When running as a service (installed via install.sh), set OXYDLLM_OTEL_ENDPOINT in /etc/default/oxydllm (systemd) or the launchd plist EnvironmentVariables (macOS) instead of passing the flag.
Environment variables

Configure oxydLLM without passing CLI flags. Useful for containers, shell profiles, and CI environments. Every start flag has a matching OXYDLLM_* variable (see the start table); the variables below are the ones without a CLI flag, plus the most commonly set ones.

VARIABLE DESCRIPTION
OXYDLLM_DEVICES Comma-separated CUDA device indices. Overrides --devices.

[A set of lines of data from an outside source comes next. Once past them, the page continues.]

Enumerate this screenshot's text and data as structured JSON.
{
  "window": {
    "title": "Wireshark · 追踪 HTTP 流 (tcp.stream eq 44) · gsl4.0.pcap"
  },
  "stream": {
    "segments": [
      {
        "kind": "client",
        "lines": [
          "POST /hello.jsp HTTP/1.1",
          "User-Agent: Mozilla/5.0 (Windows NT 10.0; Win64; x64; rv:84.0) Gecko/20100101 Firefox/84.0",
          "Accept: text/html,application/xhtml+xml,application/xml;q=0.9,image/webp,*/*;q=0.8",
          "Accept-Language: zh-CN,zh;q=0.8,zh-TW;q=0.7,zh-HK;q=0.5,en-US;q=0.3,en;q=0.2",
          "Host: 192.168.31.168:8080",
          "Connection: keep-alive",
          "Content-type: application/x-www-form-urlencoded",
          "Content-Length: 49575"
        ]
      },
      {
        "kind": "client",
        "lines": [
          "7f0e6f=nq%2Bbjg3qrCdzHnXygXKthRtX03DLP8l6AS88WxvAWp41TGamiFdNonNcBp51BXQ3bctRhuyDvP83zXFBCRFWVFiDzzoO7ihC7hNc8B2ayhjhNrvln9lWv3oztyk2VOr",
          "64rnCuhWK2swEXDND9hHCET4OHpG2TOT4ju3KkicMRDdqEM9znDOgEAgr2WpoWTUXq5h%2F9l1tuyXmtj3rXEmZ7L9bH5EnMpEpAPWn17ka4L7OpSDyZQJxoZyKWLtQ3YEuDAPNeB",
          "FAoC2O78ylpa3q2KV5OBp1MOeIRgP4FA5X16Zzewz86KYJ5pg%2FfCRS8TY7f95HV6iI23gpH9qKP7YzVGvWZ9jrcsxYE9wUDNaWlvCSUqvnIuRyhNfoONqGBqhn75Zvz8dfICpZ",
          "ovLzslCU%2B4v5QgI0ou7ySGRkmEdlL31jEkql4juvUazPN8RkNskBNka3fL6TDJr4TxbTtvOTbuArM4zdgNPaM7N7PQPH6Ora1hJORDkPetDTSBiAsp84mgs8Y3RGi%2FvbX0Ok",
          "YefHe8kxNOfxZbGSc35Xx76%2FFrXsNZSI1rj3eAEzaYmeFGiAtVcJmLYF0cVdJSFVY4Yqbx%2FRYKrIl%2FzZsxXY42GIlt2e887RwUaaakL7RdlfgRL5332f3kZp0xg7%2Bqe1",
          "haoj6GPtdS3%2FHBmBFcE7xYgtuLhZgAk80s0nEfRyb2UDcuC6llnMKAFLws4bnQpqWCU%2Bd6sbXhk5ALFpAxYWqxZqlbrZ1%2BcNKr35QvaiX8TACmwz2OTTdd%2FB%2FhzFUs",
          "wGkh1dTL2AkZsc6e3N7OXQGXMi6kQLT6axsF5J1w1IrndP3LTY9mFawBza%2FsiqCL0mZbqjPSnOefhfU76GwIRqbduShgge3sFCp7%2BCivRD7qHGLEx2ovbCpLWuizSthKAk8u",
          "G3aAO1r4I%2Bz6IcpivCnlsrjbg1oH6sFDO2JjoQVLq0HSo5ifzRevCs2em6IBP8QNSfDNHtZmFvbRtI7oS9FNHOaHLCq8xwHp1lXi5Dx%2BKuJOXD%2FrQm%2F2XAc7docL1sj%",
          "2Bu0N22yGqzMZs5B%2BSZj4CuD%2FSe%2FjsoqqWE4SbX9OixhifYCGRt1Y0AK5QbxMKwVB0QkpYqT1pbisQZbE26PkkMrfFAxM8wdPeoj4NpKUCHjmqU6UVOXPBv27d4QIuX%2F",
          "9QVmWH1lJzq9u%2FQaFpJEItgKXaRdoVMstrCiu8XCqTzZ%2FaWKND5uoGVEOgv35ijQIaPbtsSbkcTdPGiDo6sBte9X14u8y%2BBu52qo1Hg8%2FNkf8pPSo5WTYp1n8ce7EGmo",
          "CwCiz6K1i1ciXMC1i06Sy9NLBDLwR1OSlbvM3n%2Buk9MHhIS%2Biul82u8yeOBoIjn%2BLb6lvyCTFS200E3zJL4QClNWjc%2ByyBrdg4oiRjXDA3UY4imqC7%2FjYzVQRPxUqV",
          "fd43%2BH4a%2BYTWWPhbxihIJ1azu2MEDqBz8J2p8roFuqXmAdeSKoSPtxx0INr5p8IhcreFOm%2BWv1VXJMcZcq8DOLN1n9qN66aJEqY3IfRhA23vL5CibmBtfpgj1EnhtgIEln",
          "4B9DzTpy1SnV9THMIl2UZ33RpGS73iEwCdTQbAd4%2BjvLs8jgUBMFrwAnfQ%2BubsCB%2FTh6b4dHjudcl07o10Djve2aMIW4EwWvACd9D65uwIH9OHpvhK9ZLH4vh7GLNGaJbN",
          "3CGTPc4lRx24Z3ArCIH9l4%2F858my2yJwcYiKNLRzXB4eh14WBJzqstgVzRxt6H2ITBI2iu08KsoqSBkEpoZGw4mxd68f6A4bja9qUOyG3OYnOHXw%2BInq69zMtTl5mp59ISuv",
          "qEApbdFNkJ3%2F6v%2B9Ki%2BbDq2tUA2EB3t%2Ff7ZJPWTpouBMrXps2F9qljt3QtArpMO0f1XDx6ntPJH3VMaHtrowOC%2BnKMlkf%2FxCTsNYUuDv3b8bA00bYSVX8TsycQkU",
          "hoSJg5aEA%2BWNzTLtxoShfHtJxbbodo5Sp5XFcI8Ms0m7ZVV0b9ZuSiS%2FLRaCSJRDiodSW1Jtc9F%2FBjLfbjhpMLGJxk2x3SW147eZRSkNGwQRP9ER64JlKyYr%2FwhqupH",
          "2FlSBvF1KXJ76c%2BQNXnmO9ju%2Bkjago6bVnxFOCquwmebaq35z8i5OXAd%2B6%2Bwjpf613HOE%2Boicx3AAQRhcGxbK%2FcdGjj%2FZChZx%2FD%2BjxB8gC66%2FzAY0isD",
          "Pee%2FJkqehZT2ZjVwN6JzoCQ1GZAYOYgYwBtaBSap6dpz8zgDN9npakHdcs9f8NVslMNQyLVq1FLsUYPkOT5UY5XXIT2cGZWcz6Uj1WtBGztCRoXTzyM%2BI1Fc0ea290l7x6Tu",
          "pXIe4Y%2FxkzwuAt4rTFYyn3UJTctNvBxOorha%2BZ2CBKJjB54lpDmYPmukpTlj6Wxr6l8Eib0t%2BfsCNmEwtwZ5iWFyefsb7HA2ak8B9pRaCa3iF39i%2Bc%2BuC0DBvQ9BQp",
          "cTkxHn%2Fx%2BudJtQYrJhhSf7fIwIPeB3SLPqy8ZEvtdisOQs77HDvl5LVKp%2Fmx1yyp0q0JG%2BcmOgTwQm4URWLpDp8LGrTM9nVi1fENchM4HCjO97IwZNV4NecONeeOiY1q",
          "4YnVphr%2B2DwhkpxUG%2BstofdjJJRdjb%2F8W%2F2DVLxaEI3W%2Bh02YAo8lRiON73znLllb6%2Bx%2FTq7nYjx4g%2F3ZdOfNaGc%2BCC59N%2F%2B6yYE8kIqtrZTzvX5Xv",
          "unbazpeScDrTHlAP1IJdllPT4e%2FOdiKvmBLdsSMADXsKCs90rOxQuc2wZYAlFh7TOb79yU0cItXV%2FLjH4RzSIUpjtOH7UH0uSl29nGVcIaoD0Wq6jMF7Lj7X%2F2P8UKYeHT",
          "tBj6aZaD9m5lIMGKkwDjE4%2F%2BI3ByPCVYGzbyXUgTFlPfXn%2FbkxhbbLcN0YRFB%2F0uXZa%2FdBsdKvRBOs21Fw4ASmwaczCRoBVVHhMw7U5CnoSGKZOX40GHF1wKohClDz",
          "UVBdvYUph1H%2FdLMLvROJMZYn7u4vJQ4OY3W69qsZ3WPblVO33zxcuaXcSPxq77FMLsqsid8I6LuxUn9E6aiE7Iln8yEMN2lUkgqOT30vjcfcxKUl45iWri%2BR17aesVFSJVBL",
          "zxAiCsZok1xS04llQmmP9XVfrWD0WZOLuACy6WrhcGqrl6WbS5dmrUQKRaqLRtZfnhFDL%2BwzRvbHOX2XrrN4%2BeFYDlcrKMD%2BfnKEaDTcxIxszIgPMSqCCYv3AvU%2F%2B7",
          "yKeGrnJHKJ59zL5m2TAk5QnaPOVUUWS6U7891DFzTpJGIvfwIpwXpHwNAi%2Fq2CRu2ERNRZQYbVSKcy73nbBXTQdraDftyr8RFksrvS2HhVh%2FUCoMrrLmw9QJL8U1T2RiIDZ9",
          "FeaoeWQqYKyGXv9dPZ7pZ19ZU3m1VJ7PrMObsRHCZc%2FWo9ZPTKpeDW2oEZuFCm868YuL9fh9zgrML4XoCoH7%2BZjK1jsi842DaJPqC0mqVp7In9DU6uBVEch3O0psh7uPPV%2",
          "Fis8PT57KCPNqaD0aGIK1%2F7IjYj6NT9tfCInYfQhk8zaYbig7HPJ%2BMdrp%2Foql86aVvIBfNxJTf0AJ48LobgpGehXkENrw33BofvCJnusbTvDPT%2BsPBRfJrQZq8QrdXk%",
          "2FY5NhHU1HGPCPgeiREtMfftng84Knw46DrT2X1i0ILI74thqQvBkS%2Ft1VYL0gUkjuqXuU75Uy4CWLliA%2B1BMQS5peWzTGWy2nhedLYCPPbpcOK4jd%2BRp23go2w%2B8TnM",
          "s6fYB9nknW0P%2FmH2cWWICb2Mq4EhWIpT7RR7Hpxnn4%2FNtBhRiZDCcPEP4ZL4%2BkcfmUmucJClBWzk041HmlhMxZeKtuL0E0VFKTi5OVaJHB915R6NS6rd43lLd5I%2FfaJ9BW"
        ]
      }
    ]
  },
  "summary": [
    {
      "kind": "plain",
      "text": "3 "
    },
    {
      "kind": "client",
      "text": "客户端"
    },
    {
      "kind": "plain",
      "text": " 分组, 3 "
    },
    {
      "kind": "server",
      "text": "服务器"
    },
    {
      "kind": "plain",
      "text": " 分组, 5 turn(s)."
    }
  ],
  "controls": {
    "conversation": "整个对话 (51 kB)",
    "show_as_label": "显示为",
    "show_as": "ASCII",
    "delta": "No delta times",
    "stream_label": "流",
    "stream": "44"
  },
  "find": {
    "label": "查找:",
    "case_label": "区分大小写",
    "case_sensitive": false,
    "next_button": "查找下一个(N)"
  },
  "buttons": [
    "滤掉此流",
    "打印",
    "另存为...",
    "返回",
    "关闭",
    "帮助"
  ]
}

OXYDLLM_API_KEY Bearer key required on every /v1/* and /metrics request when set. See Security for details.
OXYDLLM_REQUEST_TIMEOUT Wall-clock timeout (seconds) per chat completion request; default 300, set to 0 to disable. See Security.
OXYDLLM_ALLOW_CPU Set to 1 / true to allow CPU fallback when no GPU device is available. By default startup fails fast on a GPU-less host to avoid silently serving requests with severely degraded throughput.
OXYDLLM_OTEL_ENDPOINT OTLP/HTTP collector base URL for OpenTelemetry trace export (e.g. http://localhost:4318); traces are sent to <endpoint>/v1/traces. The standard OTEL_EXPORTER_OTLP_ENDPOINT is also honored. Disabled when unset. See Observability.
HF_TOKEN HuggingFace API token. Used by pull and estimate when --token is not provided.
HUGGING_FACE_HUB_TOKEN Alternative HuggingFace token variable.
OXYDLLM_CUDA_TARGET Override GPU target for the install script. x86_64: ada, hopper, blackwell, blackwell-ultra, blackwell-desktop. arm64: hopper, blackwell, blackwell-ultra, thor, blackwell-desktop.
RUST_LOG Log level filter, default: oxydllm=info,hyper=warn,tower=warn
LOG_FORMAT Set to json for machine-parseable structured log output (Loki, Datadog, jq). Default is compact human-readable text. Can be set in /etc/default/oxydllm on Linux, in the launchd plist EnvironmentVariables on macOS, or via -e / a .env file with Docker.